Tuesday, November 15, 2011

Race in My Antonia

"When Samson was well again, his young mistress led him back to the piano.  Several teachers experimented with him.  THey found he had absolute pitch, and a remarkable memory.  As a very young child he could repeat, after a fashion, any composition that was played for him.  No matter how many wrong notes he struck, he never lost the intention of a passage, he brought the substance of it across by irregular and astonishing means.  He wore his teachers out.  He could never learn like other people, never acquired any finish.  He was always a negro prodigy who played barbarously and wonderfully.  As piano playing, it was perhaps abominable, but as music it was something real, vitalized by a sense of rhythm that was stronger than his other physical senses, - that not only filled his dark mind, but worried his body incessantly.  To hear him, to watch him, was to see a negro enjoying himself as only a negro can.  It was as if all the agreeable sensations possible to creatures of flesh and blood were heaped up on those black and white keys, and he were gloating over them and trickling them through his yellow fingers." (92).

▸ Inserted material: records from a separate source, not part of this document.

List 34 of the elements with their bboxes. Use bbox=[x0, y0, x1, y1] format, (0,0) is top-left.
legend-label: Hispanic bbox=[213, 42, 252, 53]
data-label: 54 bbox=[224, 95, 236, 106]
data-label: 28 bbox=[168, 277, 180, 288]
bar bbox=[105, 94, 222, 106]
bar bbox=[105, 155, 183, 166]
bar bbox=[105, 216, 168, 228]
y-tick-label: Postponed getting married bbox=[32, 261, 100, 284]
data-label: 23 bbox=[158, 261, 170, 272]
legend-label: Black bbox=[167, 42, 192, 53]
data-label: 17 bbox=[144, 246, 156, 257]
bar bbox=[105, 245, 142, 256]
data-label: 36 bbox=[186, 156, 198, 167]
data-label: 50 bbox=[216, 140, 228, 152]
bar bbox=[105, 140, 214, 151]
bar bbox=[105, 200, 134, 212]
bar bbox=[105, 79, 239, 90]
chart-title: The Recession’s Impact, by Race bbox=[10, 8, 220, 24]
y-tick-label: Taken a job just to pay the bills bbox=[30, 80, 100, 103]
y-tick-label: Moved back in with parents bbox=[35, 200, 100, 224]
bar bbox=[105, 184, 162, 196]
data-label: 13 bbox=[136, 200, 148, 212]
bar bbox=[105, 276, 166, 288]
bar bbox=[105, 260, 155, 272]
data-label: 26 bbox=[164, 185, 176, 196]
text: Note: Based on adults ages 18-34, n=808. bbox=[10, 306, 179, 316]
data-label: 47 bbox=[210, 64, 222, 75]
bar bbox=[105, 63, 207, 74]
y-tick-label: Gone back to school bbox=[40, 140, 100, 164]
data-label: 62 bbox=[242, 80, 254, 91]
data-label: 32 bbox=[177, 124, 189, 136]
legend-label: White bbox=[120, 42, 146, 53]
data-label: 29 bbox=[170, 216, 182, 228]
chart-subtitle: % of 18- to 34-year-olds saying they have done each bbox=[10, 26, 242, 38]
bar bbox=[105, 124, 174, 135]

We talked in class about the implicit messages of the book, and specifically how race is present in the book.  This passage stood out to me, especially because Marissa and I just finished our paper on how race is relevant in the musical world.

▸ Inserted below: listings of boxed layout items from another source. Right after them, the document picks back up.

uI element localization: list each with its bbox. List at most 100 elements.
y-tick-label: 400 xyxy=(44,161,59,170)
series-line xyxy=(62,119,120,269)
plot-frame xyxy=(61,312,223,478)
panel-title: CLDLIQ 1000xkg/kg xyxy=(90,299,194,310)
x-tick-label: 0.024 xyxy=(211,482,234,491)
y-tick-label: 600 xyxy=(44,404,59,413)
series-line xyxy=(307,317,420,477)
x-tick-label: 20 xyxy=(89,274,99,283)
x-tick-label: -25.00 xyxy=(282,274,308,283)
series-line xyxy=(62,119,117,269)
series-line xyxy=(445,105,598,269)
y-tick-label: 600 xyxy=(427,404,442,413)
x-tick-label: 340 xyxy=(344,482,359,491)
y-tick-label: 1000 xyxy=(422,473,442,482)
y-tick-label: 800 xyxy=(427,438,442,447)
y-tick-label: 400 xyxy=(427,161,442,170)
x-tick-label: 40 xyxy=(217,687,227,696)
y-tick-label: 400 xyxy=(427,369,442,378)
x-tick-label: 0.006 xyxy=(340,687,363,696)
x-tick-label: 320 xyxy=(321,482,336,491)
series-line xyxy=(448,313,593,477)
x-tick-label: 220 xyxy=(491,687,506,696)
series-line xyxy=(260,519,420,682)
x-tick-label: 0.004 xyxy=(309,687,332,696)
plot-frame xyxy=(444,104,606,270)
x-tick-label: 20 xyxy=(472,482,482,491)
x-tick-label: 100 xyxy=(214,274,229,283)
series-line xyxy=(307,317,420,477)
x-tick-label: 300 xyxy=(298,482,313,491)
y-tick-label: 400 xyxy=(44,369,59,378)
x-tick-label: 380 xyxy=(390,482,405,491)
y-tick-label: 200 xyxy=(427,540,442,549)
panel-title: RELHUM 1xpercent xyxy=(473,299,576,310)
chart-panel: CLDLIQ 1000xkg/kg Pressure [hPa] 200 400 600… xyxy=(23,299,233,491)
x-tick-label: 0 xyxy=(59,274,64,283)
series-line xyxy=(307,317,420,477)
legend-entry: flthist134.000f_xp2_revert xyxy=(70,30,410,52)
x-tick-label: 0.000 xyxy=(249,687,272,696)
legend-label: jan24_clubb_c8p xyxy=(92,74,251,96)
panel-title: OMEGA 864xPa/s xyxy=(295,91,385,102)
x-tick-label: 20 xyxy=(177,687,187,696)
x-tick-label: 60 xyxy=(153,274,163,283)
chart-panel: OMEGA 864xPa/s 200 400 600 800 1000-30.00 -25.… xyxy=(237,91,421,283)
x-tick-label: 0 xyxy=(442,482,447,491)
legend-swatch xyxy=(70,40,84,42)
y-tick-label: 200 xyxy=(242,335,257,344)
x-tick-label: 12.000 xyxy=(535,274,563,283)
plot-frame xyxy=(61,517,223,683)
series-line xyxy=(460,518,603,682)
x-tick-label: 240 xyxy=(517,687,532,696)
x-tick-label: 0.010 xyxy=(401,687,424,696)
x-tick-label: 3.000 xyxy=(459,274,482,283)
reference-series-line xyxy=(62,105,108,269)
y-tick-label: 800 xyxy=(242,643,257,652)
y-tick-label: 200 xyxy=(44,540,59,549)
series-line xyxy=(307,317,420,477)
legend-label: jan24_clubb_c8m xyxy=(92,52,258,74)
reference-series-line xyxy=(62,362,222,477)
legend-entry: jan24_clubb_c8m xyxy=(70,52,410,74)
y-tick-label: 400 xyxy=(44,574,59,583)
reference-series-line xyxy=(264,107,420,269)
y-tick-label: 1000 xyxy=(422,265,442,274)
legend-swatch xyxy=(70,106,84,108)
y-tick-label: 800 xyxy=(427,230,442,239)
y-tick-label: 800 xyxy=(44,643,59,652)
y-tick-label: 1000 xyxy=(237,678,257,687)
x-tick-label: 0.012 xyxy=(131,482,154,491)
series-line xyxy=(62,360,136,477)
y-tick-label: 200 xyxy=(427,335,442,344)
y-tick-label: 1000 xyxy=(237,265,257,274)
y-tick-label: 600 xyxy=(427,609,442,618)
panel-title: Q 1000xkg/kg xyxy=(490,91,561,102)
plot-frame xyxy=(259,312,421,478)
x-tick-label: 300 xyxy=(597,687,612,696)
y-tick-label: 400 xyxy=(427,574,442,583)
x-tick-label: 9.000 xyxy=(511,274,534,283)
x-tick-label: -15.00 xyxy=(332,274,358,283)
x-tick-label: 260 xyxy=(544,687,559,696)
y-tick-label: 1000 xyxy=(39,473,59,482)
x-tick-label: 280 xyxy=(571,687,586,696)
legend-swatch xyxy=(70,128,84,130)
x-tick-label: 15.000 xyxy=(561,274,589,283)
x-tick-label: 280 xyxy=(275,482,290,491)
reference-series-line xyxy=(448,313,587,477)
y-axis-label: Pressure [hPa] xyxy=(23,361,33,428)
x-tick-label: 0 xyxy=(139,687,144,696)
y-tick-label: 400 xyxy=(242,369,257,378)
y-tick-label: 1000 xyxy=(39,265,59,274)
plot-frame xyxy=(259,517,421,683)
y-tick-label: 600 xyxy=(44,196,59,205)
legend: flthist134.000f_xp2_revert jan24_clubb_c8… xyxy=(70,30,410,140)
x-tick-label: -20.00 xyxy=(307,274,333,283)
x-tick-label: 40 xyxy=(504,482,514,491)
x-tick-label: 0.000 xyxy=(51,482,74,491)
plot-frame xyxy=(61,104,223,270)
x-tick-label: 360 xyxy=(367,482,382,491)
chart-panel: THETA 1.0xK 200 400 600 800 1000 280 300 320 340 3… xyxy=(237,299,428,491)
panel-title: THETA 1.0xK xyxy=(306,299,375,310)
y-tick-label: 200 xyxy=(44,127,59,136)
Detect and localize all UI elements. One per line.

This passage seems to be surprised at how well a black musician can play.  To see him enjoy himself and cross the "black and white" barriers (black and white keys).   A black boy being a great musician was rare in this time, especially in this environment.  When he performs, race becomes neutralized, and he becomes harmless.  He is just a musician, regardless of race who his audience can observe without feeling threatened.